Nathan Carl Summers wrote:
I can't honestly think of a good reason to disable color management, but couldn't we just have an option for "this monitor's colorspace" instead of having two choice to choose from?
Colour management is in two distinct parts - display and loading/saving. The option I'm talking about here would simply turn off the display filter, which will increase redraw speed, and perhaps save a little memory.
I'm not sure I quite understand your other point - are you saying we should forget about having a "working space" and just use the monitor's colour space directly? I can see some appeal to the simplicity of this idea. Pros and cons I can think of are:
Pros: * The need for a display filter is eliminated (except for soft-proofing)
* Images saved in non-CMS aware formats (BMP, PCX, JPG) will be assumed by CMS aware software to be in sRGB - which would look awful for images that are in fact in the colour space of, for example, my laptop's screen!

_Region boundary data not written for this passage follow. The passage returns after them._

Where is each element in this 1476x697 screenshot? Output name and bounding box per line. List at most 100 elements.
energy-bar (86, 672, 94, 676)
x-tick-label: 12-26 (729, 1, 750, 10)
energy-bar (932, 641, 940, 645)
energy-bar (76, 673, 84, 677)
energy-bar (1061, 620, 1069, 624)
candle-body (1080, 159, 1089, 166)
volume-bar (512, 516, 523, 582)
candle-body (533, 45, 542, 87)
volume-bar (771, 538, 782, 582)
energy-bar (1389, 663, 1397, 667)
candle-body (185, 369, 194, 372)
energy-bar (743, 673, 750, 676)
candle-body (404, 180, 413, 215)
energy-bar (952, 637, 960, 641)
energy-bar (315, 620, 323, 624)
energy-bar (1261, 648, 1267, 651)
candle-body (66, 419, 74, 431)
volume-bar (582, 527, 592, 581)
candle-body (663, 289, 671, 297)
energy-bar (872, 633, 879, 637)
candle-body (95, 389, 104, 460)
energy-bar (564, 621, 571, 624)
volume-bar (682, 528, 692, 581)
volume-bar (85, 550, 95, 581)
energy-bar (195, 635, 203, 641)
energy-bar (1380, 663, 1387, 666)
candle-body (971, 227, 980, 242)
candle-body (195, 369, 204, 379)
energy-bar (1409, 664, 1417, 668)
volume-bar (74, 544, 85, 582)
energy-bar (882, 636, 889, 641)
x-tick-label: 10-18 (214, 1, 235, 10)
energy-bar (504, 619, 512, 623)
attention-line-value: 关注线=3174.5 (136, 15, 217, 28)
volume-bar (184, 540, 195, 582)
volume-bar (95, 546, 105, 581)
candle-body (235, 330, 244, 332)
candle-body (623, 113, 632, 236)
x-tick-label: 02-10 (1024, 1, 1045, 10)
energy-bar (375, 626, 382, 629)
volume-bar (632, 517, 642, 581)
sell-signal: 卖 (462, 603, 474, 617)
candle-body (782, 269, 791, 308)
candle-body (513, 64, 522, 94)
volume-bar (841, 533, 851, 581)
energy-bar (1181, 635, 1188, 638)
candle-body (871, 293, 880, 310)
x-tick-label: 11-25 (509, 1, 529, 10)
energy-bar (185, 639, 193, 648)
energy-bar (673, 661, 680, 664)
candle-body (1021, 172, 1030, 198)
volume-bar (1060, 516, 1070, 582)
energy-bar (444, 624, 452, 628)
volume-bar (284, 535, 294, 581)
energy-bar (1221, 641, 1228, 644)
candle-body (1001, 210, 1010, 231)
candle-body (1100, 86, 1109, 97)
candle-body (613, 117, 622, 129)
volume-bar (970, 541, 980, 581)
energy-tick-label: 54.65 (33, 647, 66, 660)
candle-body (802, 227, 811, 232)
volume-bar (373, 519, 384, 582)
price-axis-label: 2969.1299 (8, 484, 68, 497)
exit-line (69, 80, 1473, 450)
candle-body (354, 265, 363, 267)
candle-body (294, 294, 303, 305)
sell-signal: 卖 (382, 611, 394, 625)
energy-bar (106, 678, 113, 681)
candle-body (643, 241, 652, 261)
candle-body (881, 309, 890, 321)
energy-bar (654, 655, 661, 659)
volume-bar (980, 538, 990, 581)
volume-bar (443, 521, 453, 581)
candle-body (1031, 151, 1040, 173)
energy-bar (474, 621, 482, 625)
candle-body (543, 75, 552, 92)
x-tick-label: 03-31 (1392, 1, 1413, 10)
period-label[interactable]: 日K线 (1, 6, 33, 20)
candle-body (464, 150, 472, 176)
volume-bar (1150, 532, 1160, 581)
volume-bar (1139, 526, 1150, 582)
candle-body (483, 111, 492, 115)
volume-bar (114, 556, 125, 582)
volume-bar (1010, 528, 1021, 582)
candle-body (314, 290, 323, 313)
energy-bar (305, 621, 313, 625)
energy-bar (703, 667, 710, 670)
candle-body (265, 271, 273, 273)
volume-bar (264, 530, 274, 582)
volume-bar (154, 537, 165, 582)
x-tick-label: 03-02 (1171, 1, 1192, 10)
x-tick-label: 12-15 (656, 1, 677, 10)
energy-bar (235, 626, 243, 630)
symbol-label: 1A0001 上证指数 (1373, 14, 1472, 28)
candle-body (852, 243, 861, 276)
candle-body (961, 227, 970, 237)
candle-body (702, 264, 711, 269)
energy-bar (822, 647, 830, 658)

* The effect of certain plugins will be unpredictable. One of the goals of colour management is that things like GFlare or other plugins that render graphics will be consistent across hardware if we use a standardised working space. We lose this advantage if we don't use a working space.
* Images have to be converted into the Monitor's colour space on loading, which means a destructive change to the data. If I'm working on images I've scanned, I'll want to set the working space to the profile of my scanner (even if I have to go to the preferences to do it, I'll do this rather than convert the data to sRGB or the monitor's colour space).
I think the cons of this approach outweight the pros, but working this way would be possible if one were to disable the display filter, and set the working space to the monitor's profile.